The 2013 Underbelly Arts Festival was held at the fabulous location of Cockatoo Island, a jewel in Sydney’s magnificent harbour. Cockatoo Island has its industrial shipbuilding heritage, historical convict era buildings and striking natural beauty. There are many atmospheric spaces in which to locate artworks, installations and performances.
Underbelly Arts started in 2007 as a response to artists working out of their bedrooms and in warehouses. It sought to bring all those artists under the one roof and expose them to one another, and to new audiences.
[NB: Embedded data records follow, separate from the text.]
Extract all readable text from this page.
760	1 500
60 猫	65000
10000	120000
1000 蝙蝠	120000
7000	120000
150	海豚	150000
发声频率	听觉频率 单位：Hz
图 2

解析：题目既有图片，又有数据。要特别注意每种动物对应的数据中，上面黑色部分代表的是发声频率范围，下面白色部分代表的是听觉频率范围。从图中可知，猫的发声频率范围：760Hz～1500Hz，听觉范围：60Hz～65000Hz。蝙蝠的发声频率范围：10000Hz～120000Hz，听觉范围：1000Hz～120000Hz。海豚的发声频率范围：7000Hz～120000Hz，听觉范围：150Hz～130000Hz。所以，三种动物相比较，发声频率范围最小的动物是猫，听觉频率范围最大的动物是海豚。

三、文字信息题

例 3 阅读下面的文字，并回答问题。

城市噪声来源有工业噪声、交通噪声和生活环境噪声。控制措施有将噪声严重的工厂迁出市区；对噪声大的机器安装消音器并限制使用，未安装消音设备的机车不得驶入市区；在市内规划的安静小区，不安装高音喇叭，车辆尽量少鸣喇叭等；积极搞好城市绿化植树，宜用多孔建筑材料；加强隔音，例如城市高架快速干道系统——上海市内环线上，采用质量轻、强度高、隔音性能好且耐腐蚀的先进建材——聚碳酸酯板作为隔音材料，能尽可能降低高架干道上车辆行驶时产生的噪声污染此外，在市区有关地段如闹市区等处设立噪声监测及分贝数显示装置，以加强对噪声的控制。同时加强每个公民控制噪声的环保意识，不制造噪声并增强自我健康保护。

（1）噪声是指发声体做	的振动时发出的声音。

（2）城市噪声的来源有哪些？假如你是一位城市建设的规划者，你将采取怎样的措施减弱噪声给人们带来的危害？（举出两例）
This year’s festival involved 100 artists working on 30 projects. These are emerging and potentially Australia’s next great artists. These emerging artists take risks and are innovative. The results are both breathtaking and confounding. Art can be something more than aesthetically pleasing and many of the artists participating in the Underbelly Arts Festival achieved this level of engagement. There was a wide variety of art at the Festival to contemplate and relate to. There was performance art, visual displays, sound and light installations and you could even have your brainwaves mapped.
One project, ART WORKS, had the artists building the installation, which poses questions of whether the art is about the process, the thought behind its inception, the finished product or its relationship with its audience.
GAME ON was a very popular project. Based on the 1970s sci-fi film FUTUREWORLD, the audience controlled, via giant joysticks and electrodes, a boxing match between two performers.
MUSSELS was a playful display of mussels opening, closing and clicking across a large expanse of driftwood. Nature is recreated and aligned with modern technology in this thoughtful work of art.
TABLEAU VIVANT on first appearance seemed to be kitsch sculptures. On closer examination when one realises that they are all made from confectionary, there is an urge to touch feel and even lick them, while thoughts of childhood come flooding back. The artists have cleverly appealed to multiple senses as well as recollections on place and time.
One of the more thoughtful installations was I MET YOU IN A CITY THAT ISN’T ON THE MAP. The scenario is that the city is being destroyed and is about to end, and asks what would you do. Would you try to re-build, observe or become destructive? This was an example of relational art at its best.
Cockatoo Island is worth visiting on any excuse. An arts festival that appeals to various senses makes the journey to this delightful island even more interesting.